Last week, I kept asking myself if I was really going to write a blog post about toilets. Since it took  us a while to settle on a toilet, I'm going to do it.

The easy choice was to go to Lowes and get the Kohler Memoirs Stately toilet that we put into the condo and really liked. The lines were clean, the top wasn't curved so we could store things on the lid, and it was a good looking, if that can be said of toilets.


The bathroom on our lower level is probably going to be used more like a powder room (though the shower area will be used for Baxter's baths). Since it might have lighter use, we thought that having a dual-flush toilet might be nice. The last time around, Kohler didn't have many dual-flush options, but I was hopeful that things would have changed.

Not much has changed. The two Kohler dual-flush toilets we saw weren't too attractive to us. They looked a little "builder grade" on the Kohler website.


We wanted something that was transitional - not modern, but not old-fashioned looking. A bonus would be if it had a relatively simple base for easy cleaning. I really wanted the flushing handle to be on the side of the toilet. Some companies put dual-flush buttons on top of the tank. 

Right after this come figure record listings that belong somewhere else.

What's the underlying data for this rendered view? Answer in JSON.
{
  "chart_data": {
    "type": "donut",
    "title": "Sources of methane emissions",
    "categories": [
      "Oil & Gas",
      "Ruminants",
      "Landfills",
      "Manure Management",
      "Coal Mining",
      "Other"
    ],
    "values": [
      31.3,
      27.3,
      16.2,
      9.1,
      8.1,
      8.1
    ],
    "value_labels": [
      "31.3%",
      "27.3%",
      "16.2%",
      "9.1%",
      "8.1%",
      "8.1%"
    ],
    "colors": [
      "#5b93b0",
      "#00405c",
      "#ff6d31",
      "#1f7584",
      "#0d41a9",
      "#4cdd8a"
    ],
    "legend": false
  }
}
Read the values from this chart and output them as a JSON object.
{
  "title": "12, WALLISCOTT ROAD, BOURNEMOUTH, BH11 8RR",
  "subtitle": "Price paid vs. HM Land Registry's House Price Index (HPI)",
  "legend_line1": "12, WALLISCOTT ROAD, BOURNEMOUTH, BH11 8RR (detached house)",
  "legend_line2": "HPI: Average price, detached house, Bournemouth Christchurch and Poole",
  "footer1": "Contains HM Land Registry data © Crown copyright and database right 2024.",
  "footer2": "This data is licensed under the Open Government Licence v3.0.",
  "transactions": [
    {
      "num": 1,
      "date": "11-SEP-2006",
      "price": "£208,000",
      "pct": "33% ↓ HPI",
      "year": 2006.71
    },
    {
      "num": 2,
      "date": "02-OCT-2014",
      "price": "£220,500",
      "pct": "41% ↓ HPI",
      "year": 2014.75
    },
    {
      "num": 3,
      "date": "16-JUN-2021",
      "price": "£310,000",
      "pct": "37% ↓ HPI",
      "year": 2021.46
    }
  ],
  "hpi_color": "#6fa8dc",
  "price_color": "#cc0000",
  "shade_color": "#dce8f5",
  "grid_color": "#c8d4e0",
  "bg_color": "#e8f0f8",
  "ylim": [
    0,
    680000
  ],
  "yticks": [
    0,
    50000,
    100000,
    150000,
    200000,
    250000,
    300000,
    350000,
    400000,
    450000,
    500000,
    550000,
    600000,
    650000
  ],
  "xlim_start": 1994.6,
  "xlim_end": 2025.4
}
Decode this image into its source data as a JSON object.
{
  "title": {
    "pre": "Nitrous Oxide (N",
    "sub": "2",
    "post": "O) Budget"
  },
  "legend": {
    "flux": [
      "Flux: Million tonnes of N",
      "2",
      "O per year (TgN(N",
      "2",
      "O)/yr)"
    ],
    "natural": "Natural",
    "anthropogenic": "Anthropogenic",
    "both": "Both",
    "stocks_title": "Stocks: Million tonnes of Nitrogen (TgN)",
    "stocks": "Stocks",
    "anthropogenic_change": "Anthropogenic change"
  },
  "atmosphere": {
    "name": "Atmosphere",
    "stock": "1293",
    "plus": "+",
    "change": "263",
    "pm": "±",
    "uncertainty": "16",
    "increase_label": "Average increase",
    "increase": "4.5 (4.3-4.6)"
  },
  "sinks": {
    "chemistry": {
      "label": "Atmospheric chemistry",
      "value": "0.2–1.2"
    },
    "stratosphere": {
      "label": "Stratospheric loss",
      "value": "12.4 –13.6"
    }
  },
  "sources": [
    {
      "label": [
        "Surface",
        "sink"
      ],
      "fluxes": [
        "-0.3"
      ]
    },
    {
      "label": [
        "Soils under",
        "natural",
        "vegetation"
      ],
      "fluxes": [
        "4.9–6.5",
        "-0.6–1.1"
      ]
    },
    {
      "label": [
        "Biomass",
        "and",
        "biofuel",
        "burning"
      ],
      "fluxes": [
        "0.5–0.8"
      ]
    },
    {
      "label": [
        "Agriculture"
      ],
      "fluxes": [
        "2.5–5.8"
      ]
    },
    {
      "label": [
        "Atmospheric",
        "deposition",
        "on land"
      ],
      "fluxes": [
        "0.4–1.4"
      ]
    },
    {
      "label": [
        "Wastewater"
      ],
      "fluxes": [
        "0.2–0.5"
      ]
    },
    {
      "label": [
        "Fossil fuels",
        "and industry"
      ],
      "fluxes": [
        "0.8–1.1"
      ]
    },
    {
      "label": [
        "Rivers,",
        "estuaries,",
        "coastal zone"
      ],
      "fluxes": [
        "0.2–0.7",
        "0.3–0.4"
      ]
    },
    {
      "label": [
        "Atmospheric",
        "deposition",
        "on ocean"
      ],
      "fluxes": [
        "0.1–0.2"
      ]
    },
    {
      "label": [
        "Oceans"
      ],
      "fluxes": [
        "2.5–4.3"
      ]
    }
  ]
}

For a while, I was really fixated on a Kohler toilet and I thought we could just install a dual-flush kit on another toilet, but then I found a Toto toilet that had all the characteristics we had discussed. It's the Toto Connelly toilet.



I've learned to ignore the prices on the company websites when I browse. I found the toilet for about $370 on a plumbing supply website.

When I found some other images of the toilet, I got a little worried. The supply line might be kind of obvious?


At this point, I'm not totally sold. I think we need to see it in person before we make a final decision...but I'm leaning towards this model.


Of course, uploading that image made me second guess a decision I thought we had made.